A polymorphic component is one that can manipulate different data types depending upon how it is instantiated in the system. It is a very powerful concept for modeling since many different designs often use similar components with differing data types. For example, processor microarchitectures use many components that consist of tables, queues, or queues that are also like tables. The differences in the functionality arises in how the structures handle timing, a bit of custom logic based on the data stored, and the actual data type of the values stored.
Polymorphism can be provided through different mechanisms. The most common method is via generics. In traditional programming languages, generic components can be instantiated with different data types facilitating reuse of the code in many different environments. In the same way, a hardware modeling system can benefit from polymorphic components.
Consider the common components across many designs. The obvious ones are queues and table like structures. It makes sense that there be a generic queue element that can be instantiated to store, for example, instructions or packets on an on-chip network. While this use of polymorphism seems limited, polymorphism along with Component Computation Customization work synergistically to provide a very powerful mode of reuse.
Although a generics mechanism on the components suffices to provide polymorphism, repeated specification of data types can be tedious and annoying, especially when the desired type is obvious. As a result, it disinclines creation of reusable modules. As a result, in addition to component polymorphism, a type inference mechanism to determine the types for a polymorphic component is recommended.

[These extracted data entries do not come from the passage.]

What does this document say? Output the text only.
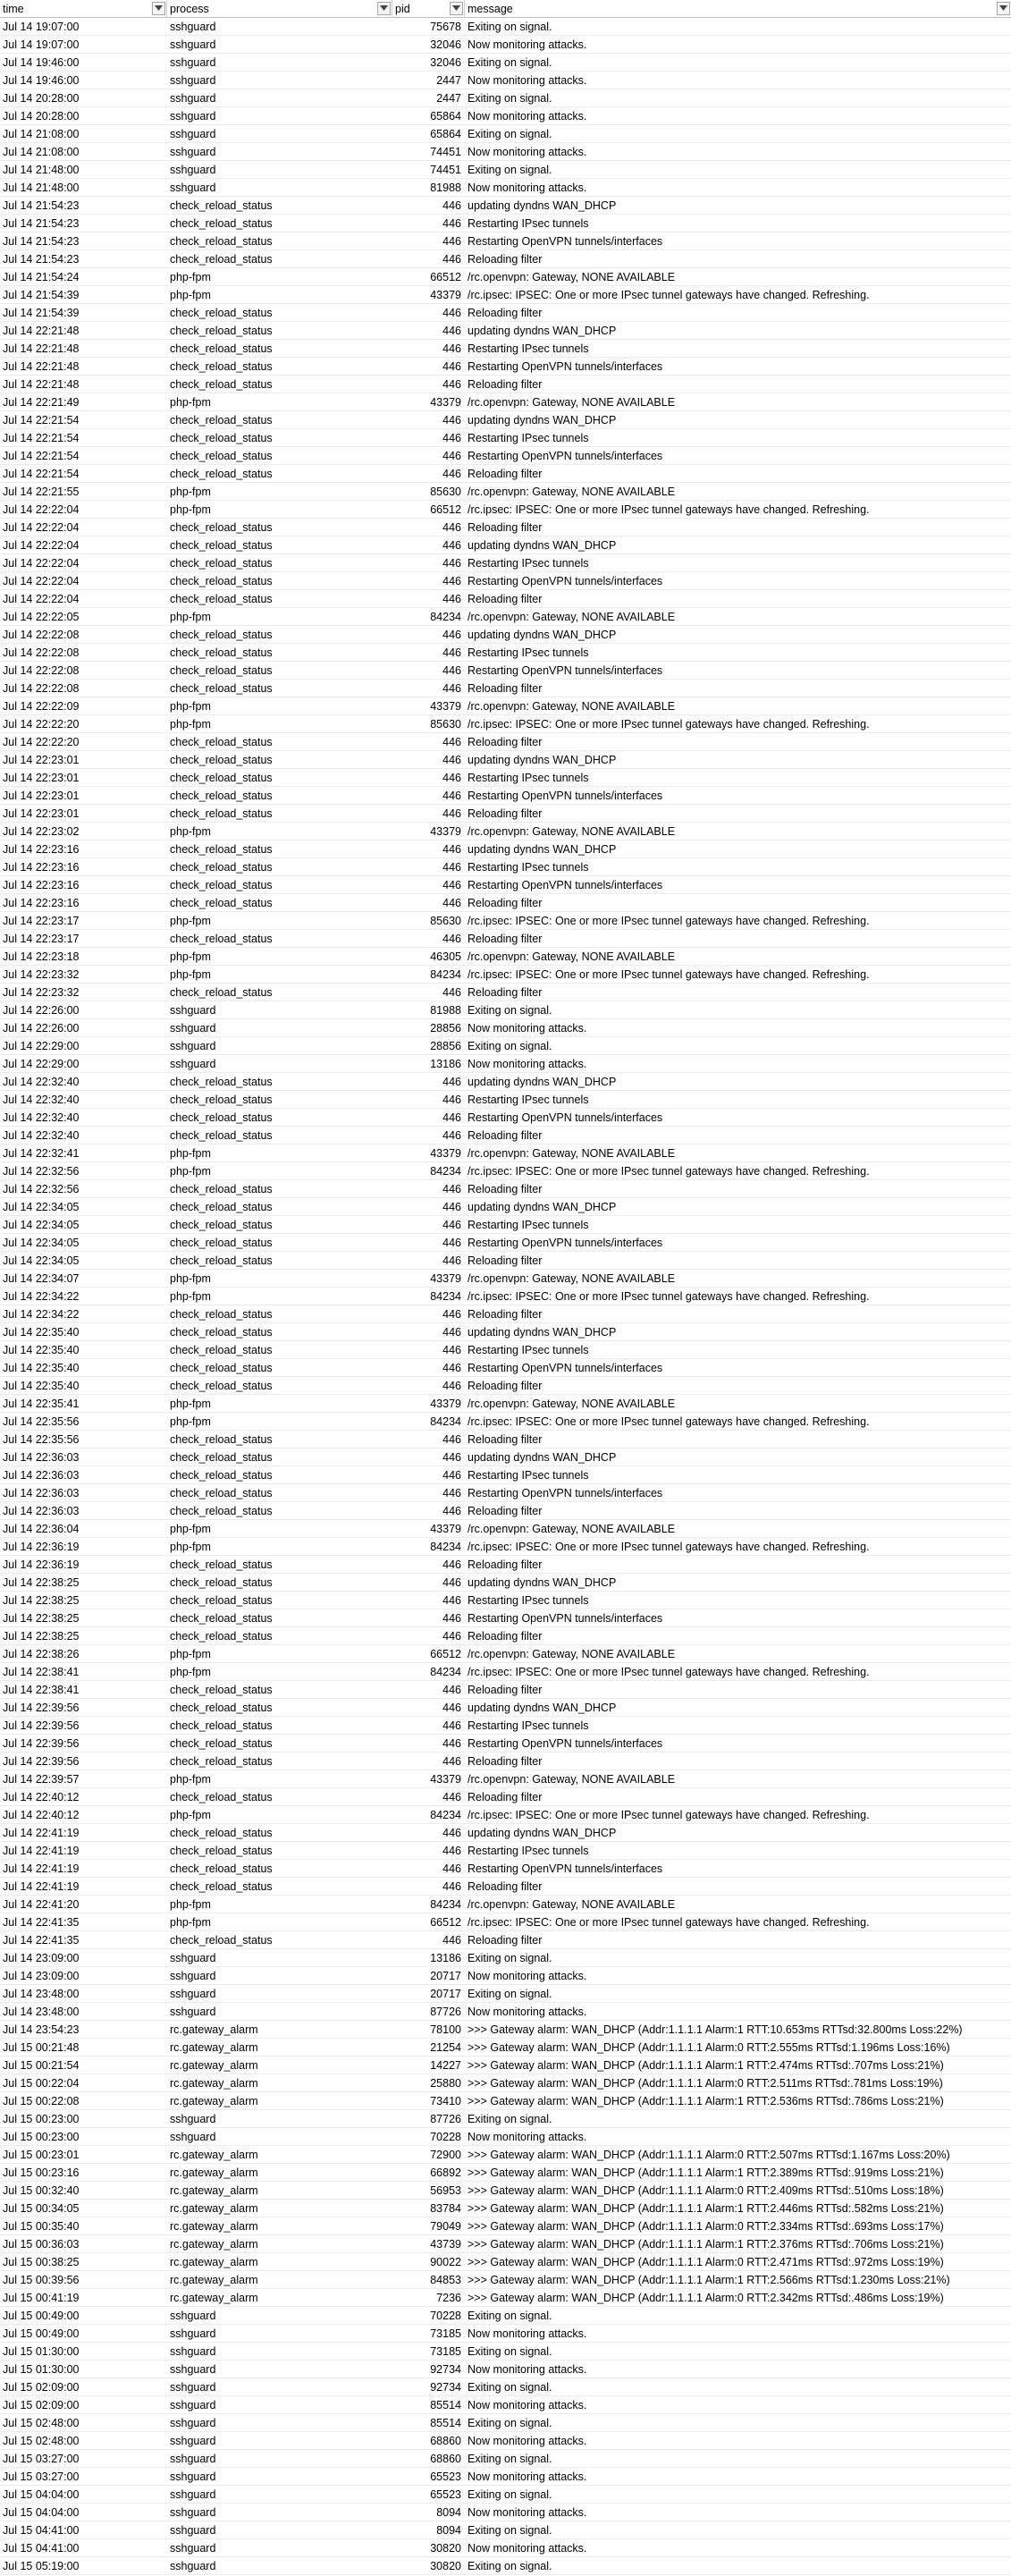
time	process	pid	message
Jul 14 19:07:00	sshguard	75678 Exiting on signal.
Jul 14 19:07:00	sshguard	32046 Now monitoring attacks.
Jul 14 19:46:00	sshguard	32046 Exiting on signal.
Jul 14 19:46:00	sshguard	2447 Now monitoring attacks.
Jul 14 20:28:00	sshguard	2447 Exiting on signal.
Jul 14 20:28:00	sshguard	65864 Now monitoring attacks.
Jul 14 21:08:00	sshguard	65864 Exiting on signal.
Jul 14 21:08:00	sshguard	74451 Now monitoring attacks.
Jul 14 21:48:00	sshguard	74451 Exiting on signal.
Jul 14 21:48:00	sshguard	81988 Now monitoring attacks.
Jul 14 21:54:23	check_reload_status	446 updating dyndns WAN_DHCP
Jul 14 21:54:23	check_reload_status	446 Restarting IPsec tunnels
Jul 14 21:54:23	check_reload_status	446 Restarting OpenVPN tunnels/interfaces
Jul 14 21:54:23	check_reload_status	446 Reloading filter
Jul 14 21:54:24	php-fpm	66512 /rc.openvpn: Gateway, NONE AVAILABLE
Jul 14 21:54:39	php-fpm	43379 /rc.ipsec: IPSEC: One or more IPsec tunnel gateways have changed. Refreshing.
Jul 14 21:54:39	check_reload_status	446 Reloading filter
Jul 14 22:21:48	check_reload_status	446 updating dyndns WAN_DHCP
Jul 14 22:21:48	check_reload_status	446 Restarting IPsec tunnels
Jul 14 22:21:48	check_reload_status	446 Restarting OpenVPN tunnels/interfaces
Jul 14 22:21:48	check_reload_status	446 Reloading filter
Jul 14 22:21:49	php-fpm	43379 /rc.openvpn: Gateway, NONE AVAILABLE
Jul 14 22:21:54	check_reload_status	446 updating dyndns WAN_DHCP
Jul 14 22:21:54	check_reload_status	446 Restarting IPsec tunnels
Jul 14 22:21:54	check_reload_status	446 Restarting OpenVPN tunnels/interfaces
Jul 14 22:21:54	check_reload_status	446 Reloading filter
Jul 14 22:21:55	php-fpm	85630 /rc.openvpn: Gateway, NONE AVAILABLE
Jul 14 22:22:04	php-fpm	66512 /rc.ipsec: IPSEC: One or more IPsec tunnel gateways have changed. Refreshing.
Jul 14 22:22:04	check_reload_status	446 Reloading filter
Jul 14 22:22:04	check_reload_status	446 updating dyndns WAN_DHCP
Jul 14 22:22:04	check_reload_status	446 Restarting IPsec tunnels
Jul 14 22:22:04	check_reload_status	446 Restarting OpenVPN tunnels/interfaces
Jul 14 22:22:04	check_reload_status	446 Reloading filter
Jul 14 22:22:05	php-fpm	84234 /rc.openvpn: Gateway, NONE AVAILABLE
Jul 14 22:22:08	check_reload_status	446 updating dyndns WAN_DHCP
Jul 14 22:22:08	check_reload_status	446 Restarting IPsec tunnels
Jul 14 22:22:08	check_reload_status	446 Restarting OpenVPN tunnels/interfaces
Jul 14 22:22:08	check_reload_status	446 Reloading filter
Jul 14 22:22:09	php-fpm	43379 /rc.openvpn: Gateway, NONE AVAILABLE
Jul 14 22:22:20	php-fpm	85630 /rc.ipsec: IPSEC: One or more IPsec tunnel gateways have changed. Refreshing.
Jul 14 22:22:20	check_reload_status	446 Reloading filter
Jul 14 22:23:01	check_reload_status	446 updating dyndns WAN_DHCP
Jul 14 22:23:01	check_reload_status	446 Restarting IPsec tunnels
Jul 14 22:23:01	check_reload_status	446 Restarting OpenVPN tunnels/interfaces
Jul 14 22:23:01	check_reload_status	446 Reloading filter
Jul 14 22:23:02	php-fpm	43379 /rc.openvpn: Gateway, NONE AVAILABLE
Jul 14 22:23:16	check_reload_status	446 updating dyndns WAN_DHCP
Jul 14 22:23:16	check_reload_status	446 Restarting IPsec tunnels
Jul 14 22:23:16	check_reload_status	446 Restarting OpenVPN tunnels/interfaces
Jul 14 22:23:16	check_reload_status	446 Reloading filter
Jul 14 22:23:17	php-fpm	85630 /rc.ipsec: IPSEC: One or more IPsec tunnel gateways have changed. Refreshing.
Jul 14 22:23:17	check_reload_status	446 Reloading filter
Jul 14 22:23:18	php-fpm	46305 /rc.openvpn: Gateway, NONE AVAILABLE
Jul 14 22:23:32	php-fpm	84234 /rc.ipsec: IPSEC: One or more IPsec tunnel gateways have changed. Refreshing.
Jul 14 22:23:32	check_reload_status	446 Reloading filter
Jul 14 22:26:00	sshguard	81988 Exiting on signal.
Jul 14 22:26:00	sshguard	28856 Now monitoring attacks.
Jul 14 22:29:00	sshguard	28856 Exiting on signal.
Jul 14 22:29:00	sshguard	13186 Now monitoring attacks.
Jul 14 22:32:40	check_reload_status	446 updating dyndns WAN_DHCP
Jul 14 22:32:40	check_reload_status	446 Restarting IPsec tunnels
Jul 14 22:32:40	check_reload_status	446 Restarting OpenVPN tunnels/interfaces
Jul 14 22:32:40	check_reload_status	446 Reloading filter
Jul 14 22:32:41	php-fpm	43379 /rc.openvpn: Gateway, NONE AVAILABLE
Jul 14 22:32:56	php-fpm	84234 /rc.ipsec: IPSEC: One or more IPsec tunnel gateways have changed. Refreshing.
Jul 14 22:32:56	check_reload_status	446 Reloading filter
Jul 14 22:34:05	check_reload_status	446 updating dyndns WAN_DHCP
Jul 14 22:34:05	check_reload_status	446 Restarting IPsec tunnels
Jul 14 22:34:05	check_reload_status	446 Restarting OpenVPN tunnels/interfaces
Jul 14 22:34:05	check_reload_status	446 Reloading filter
Jul 14 22:34:07	php-fpm	43379 /rc.openvpn: Gateway, NONE AVAILABLE
Jul 14 22:34:22	php-fpm	84234 /rc.ipsec: IPSEC: One or more IPsec tunnel gateways have changed. Refreshing.
Jul 14 22:34:22	check_reload_status	446 Reloading filter
Jul 14 22:35:40	check_reload_status	446 updating dyndns WAN_DHCP
Jul 14 22:35:40	check_reload_status	446 Restarting IPsec tunnels
Jul 14 22:35:40	check_reload_status	446 Restarting OpenVPN tunnels/interfaces
Jul 14 22:35:40	check_reload_status	446 Reloading filter
Jul 14 22:35:41	php-fpm	43379 /rc.openvpn: Gateway, NONE AVAILABLE
Jul 14 22:35:56	php-fpm	84234 /rc.ipsec: IPSEC: One or more IPsec tunnel gateways have changed. Refreshing.
Jul 14 22:35:56	check_reload_status	446 Reloading filter
Jul 14 22:36:03	check_reload_status	446 updating dyndns WAN_DHCP
Jul 14 22:36:03	check_reload_status	446 Restarting IPsec tunnels
Jul 14 22:36:03	check_reload_status	446 Restarting OpenVPN tunnels/interfaces
Jul 14 22:36:03	check_reload_status	446 Reloading filter
Jul 14 22:36:04	php-fpm	43379 /rc.openvpn: Gateway, NONE AVAILABLE
Jul 14 22:36:19	php-fpm	84234 /rc.ipsec: IPSEC: One or more IPsec tunnel gateways have changed. Refreshing.
Jul 14 22:36:19	check_reload_status	446 Reloading filter
Jul 14 22:38:25	check_reload_status	446 updating dyndns WAN_DHCP
Jul 14 22:38:25	check_reload_status	446 Restarting IPsec tunnels
Jul 14 22:38:25	check_reload_status	446 Restarting OpenVPN tunnels/interfaces
Jul 14 22:38:25	check_reload_status	446 Reloading filter
Jul 14 22:38:26	php-fpm	66512 /rc.openvpn: Gateway, NONE AVAILABLE
Jul 14 22:38:41	php-fpm	84234 /rc.ipsec: IPSEC: One or more IPsec tunnel gateways have changed. Refreshing.
Jul 14 22:38:41	check_reload_status	446 Reloading filter
Jul 14 22:39:56	check_reload_status	446 updating dyndns WAN_DHCP
Jul 14 22:39:56	check_reload_status	446 Restarting IPsec tunnels
Jul 14 22:39:56	check_reload_status	446 Restarting OpenVPN tunnels/interfaces
Jul 14 22:39:56	check_reload_status	446 Reloading filter
Jul 14 22:39:57	php-fpm	43379 /rc.openvpn: Gateway, NONE AVAILABLE
Jul 14 22:40:12	check_reload_status	446 Reloading filter
Jul 14 22:40:12	php-fpm	84234 /rc.ipsec: IPSEC: One or more IPsec tunnel gateways have changed. Refreshing.
Jul 14 22:41:19	check_reload_status	446 updating dyndns WAN_DHCP
Jul 14 22:41:19	check_reload_status	446 Restarting IPsec tunnels
Jul 14 22:41:19	check_reload_status	446 Restarting OpenVPN tunnels/interfaces
Jul 14 22:41:19	check_reload_status	446 Reloading filter
Jul 14 22:41:20	php-fpm	84234 /rc.openvpn: Gateway, NONE AVAILABLE
Jul 14 22:41:35	php-fpm	66512 /rc.ipsec: IPSEC: One or more IPsec tunnel gateways have changed. Refreshing.
Jul 14 22:41:35	check_reload_status	446 Reloading filter
Jul 14 23:09:00	sshguard	13186 Exiting on signal.
Jul 14 23:09:00	sshguard	20717 Now monitoring attacks.
Jul 14 23:48:00	sshguard	20717 Exiting on signal.
Jul 14 23:48:00	sshguard	87726 Now monitoring attacks.
Jul 14 23:54:23	rc.gateway_alarm	78100 >>> Gateway alarm: WAN_DHCP (Addr:1.1.1.1 Alarm:1 RTT:10.653ms RTTsd:32.800ms Loss:22%)
Jul 15 00:21:48	rc.gateway_alarm	21254 >>> Gateway alarm: WAN_DHCP (Addr:1.1.1.1 Alarm:0 RTT:2.555ms RTTsd:1.196ms Loss:16%)
Jul 15 00:21:54	rc.gateway_alarm	14227 >>> Gateway alarm: WAN_DHCP (Addr:1.1.1.1 Alarm:1 RTT:2.474ms RTTsd:.707ms Loss:21%)
Jul 15 00:22:04	rc.gateway_alarm	25880 >>> Gateway alarm: WAN_DHCP (Addr:1.1.1.1 Alarm:0 RTT:2.511ms RTTsd:.781ms Loss:19%)
Jul 15 00:22:08	rc.gateway_alarm	73410 >>> Gateway alarm: WAN_DHCP (Addr:1.1.1.1 Alarm:1 RTT:2.536ms RTTsd:.786ms Loss:21%)
Jul 15 00:23:00	sshguard	87726 Exiting on signal.
Jul 15 00:23:00	sshguard	70228 Now monitoring attacks.
Jul 15 00:23:01	rc.gateway_alarm	72900 >>> Gateway alarm: WAN_DHCP (Addr:1.1.1.1 Alarm:0 RTT:2.507ms RTTsd:1.167ms Loss:20%)
Jul 15 00:23:16	rc.gateway_alarm	66892 >>> Gateway alarm: WAN_DHCP (Addr:1.1.1.1 Alarm:1 RTT:2.389ms RTTsd:.919ms Loss:21%)
Jul 15 00:32:40	rc.gateway_alarm	56953 >>> Gateway alarm: WAN_DHCP (Addr:1.1.1.1 Alarm:0 RTT:2.409ms RTTsd:.510ms Loss:18%)
Jul 15 00:34:05	rc.gateway_alarm	83784 >>> Gateway alarm: WAN_DHCP (Addr:1.1.1.1 Alarm:1 RTT:2.446ms RTTsd:.582ms Loss:21%)
Jul 15 00:35:40	rc.gateway_alarm	79049 >>> Gateway alarm: WAN_DHCP (Addr:1.1.1.1 Alarm:0 RTT:2.334ms RTTsd:.693ms Loss:17%)
Jul 15 00:36:03	rc.gateway_alarm	43739 >>> Gateway alarm: WAN_DHCP (Addr:1.1.1.1 Alarm:1 RTT:2.376ms RTTsd:.706ms Loss:21%)
Jul 15 00:38:25	rc.gateway_alarm	90022 >>> Gateway alarm: WAN_DHCP (Addr:1.1.1.1 Alarm:0 RTT:2.471ms RTTsd:.972ms Loss:19%)
Jul 15 00:39:56	rc.gateway_alarm	84853 >>> Gateway alarm: WAN_DHCP (Addr:1.1.1.1 Alarm:1 RTT:2.566ms RTTsd:1.230ms Loss:21%)
Jul 15 00:41:19	rc.gateway_alarm	7236 >>> Gateway alarm: WAN_DHCP (Addr:1.1.1.1 Alarm:0 RTT:2.342ms RTTsd:.486ms Loss:19%)
Jul 15 00:49:00	sshguard	70228 Exiting on signal.
Jul 15 00:49:00	sshguard	73185 Now monitoring attacks.
Jul 15 01:30:00	sshguard	73185 Exiting on signal.
Jul 15 01:30:00	sshguard	92734 Now monitoring attacks.
Jul 15 02:09:00	sshguard	92734 Exiting on signal.
Jul 15 02:09:00	sshguard	85514 Now monitoring attacks.
Jul 15 02:48:00	sshguard	85514 Exiting on signal.
Jul 15 02:48:00	sshguard	68860 Now monitoring attacks.
Jul 15 03:27:00	sshguard	68860 Exiting on signal.
Jul 15 03:27:00	sshguard	65523 Now monitoring attacks.
Jul 15 04:04:00	sshguard	65523 Exiting on signal.
Jul 15 04:04:00	sshguard	8094 Now monitoring attacks.
Jul 15 04:41:00	sshguard	8094 Exiting on signal.
Jul 15 04:41:00	sshguard	30820 Now monitoring attacks.
Jul 15 05:19:00	sshguard	30820 Exiting on signal.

Synergies and Interactions
Polymorphism and Component Computation Customization (CCC) work synergistically to provide a powerful reuse mechanism. Polymorphism is used to construct a component instance with the correct data types. Then CCC can be used to "teach" that component how to use the new data types. For example, a table module can be made to behave like a multiprocessor cache array by instantiating the table module with a data type that has the bits for the state machine on each line. Then, the table can provide a mechanism to manipulate each cell based on some custom code. The means to specify this code is the CCC. Our experience with the Liberty Simulation Environment shows that this is a tremendous asset for rapid model construction and modular reuse.
Polymorphism can interact with the type system used for data abstraction if type inference is used or if user-defined subtype creation is permitted (e.g. via subclassing).